To Papariella that means beginning with a strong safety culture. The company incorporates a safety management program, but also retains the highest level of safety endorsements—Argus Platinum, Wyvern Wingman and IS-BAO Stage 3—and incorporates an Aviation Safety Action Program (ASAP). Noting the substantial investment the company has made in developing an ASAP, he said Jet Edge is one of about a handful of private aircraft operators that has developed an ASAP and secured the three highest recognitions. The ASAP provides assurances to the pilots that they are being heard, he said. This fosters a positive culture throughout the company, he added.

In addition, he also credited the service for its low-turnover rates with what Papariella called high “touch points” with the customers. Executives constantly engage with owners through updates and personally reaching out to them.

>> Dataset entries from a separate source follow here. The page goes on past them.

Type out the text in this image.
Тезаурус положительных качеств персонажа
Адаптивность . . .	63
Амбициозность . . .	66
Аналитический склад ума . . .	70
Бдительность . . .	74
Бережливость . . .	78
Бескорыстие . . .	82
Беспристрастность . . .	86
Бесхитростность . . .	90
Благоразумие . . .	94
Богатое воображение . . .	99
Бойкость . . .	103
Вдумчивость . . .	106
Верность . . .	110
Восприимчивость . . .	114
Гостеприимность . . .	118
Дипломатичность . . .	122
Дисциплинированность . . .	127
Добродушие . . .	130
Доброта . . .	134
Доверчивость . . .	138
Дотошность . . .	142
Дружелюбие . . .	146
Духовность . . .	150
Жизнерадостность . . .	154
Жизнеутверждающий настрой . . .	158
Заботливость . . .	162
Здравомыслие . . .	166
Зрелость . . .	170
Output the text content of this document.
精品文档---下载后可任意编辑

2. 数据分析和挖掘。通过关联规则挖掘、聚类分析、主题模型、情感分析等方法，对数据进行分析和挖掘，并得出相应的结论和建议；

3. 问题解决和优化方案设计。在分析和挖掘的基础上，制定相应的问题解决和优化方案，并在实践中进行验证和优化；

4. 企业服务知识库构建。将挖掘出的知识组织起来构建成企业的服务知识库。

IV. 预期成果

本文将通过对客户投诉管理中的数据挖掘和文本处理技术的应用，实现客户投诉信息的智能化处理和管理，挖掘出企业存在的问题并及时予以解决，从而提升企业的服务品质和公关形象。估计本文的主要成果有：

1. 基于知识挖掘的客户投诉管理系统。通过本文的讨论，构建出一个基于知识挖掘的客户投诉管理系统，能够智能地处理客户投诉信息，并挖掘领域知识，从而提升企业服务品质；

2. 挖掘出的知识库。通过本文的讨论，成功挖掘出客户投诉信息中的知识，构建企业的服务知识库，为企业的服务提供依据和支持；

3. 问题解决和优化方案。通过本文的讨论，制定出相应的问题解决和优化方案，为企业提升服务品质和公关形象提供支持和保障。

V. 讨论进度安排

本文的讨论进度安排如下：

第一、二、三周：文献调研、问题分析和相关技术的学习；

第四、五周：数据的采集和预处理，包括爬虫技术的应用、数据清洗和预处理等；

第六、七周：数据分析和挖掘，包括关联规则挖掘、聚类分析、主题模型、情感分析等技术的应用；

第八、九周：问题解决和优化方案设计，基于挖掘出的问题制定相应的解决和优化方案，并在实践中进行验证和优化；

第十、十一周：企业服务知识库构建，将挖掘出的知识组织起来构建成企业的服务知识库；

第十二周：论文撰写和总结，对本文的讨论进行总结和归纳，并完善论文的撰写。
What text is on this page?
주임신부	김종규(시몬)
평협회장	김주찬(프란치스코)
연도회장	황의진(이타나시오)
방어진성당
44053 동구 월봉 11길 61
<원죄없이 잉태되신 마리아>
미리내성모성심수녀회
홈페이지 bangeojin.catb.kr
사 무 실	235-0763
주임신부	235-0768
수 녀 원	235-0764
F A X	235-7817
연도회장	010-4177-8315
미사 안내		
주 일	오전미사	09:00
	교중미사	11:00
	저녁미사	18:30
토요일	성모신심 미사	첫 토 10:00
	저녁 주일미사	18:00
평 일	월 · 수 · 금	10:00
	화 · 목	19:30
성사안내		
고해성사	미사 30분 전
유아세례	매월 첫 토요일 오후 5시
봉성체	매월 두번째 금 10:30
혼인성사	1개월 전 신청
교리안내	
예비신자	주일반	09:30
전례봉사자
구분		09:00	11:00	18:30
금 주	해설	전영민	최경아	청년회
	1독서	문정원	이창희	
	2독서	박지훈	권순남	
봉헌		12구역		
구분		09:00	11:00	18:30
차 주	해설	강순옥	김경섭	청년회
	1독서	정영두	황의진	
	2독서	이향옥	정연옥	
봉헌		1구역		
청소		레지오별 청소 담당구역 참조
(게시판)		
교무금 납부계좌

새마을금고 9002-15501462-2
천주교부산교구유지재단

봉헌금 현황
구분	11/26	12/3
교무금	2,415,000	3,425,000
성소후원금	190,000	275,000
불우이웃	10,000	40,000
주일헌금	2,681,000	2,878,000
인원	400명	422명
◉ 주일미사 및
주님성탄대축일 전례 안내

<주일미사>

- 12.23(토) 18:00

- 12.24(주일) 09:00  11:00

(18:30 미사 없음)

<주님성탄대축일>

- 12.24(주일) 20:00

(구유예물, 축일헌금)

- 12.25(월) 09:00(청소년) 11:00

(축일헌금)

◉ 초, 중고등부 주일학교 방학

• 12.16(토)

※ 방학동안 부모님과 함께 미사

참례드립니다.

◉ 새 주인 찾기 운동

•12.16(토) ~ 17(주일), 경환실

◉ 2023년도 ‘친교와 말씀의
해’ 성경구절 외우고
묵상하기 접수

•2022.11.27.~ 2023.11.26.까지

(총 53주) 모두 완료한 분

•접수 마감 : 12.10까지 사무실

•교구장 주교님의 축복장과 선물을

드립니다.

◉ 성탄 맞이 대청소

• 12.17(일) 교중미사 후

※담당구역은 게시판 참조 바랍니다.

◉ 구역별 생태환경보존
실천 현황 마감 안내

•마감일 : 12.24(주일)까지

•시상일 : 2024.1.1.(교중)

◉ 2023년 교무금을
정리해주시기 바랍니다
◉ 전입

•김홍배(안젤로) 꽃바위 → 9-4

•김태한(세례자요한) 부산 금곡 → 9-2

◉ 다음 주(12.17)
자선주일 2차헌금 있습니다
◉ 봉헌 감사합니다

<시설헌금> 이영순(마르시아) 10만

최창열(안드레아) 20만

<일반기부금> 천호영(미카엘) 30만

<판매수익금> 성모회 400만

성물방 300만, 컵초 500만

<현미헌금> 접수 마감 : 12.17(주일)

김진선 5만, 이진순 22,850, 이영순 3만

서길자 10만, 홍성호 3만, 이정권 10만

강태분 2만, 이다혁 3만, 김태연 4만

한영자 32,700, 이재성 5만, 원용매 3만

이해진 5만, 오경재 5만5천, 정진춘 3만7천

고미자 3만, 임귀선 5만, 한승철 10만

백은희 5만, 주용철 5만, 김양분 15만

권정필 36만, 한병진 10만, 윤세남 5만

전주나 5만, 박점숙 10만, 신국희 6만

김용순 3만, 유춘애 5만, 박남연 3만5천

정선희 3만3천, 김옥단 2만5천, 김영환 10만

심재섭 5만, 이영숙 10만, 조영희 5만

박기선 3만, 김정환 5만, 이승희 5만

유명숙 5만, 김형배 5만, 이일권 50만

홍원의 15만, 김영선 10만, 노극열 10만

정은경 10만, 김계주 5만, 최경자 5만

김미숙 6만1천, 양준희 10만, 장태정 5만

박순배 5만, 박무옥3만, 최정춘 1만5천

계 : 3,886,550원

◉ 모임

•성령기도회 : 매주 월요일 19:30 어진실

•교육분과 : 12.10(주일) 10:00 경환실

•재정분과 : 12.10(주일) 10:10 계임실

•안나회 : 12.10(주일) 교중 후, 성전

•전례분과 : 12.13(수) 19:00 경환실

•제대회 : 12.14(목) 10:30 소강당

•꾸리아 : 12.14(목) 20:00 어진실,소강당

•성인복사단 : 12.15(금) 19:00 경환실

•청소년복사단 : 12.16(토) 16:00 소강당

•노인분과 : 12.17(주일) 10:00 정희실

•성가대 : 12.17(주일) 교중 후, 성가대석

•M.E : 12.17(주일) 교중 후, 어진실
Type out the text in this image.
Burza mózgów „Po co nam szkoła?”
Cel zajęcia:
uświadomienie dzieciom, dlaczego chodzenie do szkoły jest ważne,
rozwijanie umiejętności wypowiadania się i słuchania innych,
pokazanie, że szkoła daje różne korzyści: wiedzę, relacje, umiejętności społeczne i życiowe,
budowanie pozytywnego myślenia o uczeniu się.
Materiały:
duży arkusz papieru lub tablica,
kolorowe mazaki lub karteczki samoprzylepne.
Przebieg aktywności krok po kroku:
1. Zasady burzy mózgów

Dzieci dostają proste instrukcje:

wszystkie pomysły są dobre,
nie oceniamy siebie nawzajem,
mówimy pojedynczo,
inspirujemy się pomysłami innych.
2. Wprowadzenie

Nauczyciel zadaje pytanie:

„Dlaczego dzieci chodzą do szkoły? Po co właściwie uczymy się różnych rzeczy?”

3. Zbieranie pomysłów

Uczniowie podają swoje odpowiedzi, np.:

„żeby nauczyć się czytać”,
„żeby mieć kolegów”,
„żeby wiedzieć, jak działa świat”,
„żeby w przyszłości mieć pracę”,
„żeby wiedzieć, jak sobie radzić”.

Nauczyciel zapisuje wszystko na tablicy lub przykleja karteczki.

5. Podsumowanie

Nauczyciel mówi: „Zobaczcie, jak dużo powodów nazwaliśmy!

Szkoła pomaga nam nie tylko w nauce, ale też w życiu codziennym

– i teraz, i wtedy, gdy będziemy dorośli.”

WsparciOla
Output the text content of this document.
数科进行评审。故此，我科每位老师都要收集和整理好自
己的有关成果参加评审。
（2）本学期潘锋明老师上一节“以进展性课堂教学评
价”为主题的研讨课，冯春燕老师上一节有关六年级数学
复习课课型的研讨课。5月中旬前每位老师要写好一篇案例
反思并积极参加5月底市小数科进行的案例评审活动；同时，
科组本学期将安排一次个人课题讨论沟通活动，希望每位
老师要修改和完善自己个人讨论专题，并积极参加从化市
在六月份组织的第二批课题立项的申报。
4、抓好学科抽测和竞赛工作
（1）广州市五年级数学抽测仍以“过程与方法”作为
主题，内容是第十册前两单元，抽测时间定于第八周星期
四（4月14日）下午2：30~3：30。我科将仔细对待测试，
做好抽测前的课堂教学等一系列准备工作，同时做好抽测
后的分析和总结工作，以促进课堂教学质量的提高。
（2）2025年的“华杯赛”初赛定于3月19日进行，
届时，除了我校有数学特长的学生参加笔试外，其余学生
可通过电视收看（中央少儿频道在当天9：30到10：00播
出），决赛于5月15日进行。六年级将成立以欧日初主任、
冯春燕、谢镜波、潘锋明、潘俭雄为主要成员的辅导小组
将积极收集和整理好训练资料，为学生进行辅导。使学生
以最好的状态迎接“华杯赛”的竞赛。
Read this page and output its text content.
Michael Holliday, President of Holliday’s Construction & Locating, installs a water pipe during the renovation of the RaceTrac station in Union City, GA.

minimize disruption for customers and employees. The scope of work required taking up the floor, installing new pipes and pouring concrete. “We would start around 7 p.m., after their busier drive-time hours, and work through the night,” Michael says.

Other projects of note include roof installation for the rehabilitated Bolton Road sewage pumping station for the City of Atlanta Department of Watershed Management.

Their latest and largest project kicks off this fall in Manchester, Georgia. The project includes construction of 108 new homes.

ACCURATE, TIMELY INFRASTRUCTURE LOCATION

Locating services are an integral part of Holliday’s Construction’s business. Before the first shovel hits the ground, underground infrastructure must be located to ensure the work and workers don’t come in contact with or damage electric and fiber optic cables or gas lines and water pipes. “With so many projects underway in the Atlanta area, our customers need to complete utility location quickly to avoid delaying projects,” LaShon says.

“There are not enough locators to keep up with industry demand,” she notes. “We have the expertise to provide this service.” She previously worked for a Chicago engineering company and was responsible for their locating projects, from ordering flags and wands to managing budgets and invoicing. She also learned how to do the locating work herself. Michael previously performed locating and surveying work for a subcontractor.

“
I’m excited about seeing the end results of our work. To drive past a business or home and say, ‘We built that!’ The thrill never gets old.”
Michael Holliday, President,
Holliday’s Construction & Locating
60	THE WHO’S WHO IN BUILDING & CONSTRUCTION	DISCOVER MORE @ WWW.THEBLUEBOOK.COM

The Gulfstream-centric fleet grew that way because the company’s executives early on had expertise with those models. But Papariella added, “I thought best way to grow responsibly was to focus on commonality of jet types and not add a lot of complexity. This is already a complex business.”

However, as Jet Edge has established its foundation, it is opening up to other types. The company has also managed Dassault Falcon 2000s and has begun approving additions of other Falcons, along with Embraer Legacy 500s, 600s and 650s and some Bombardier jets. He noted this will change the company’s force a little bit, but added the company is now positioned for that growth.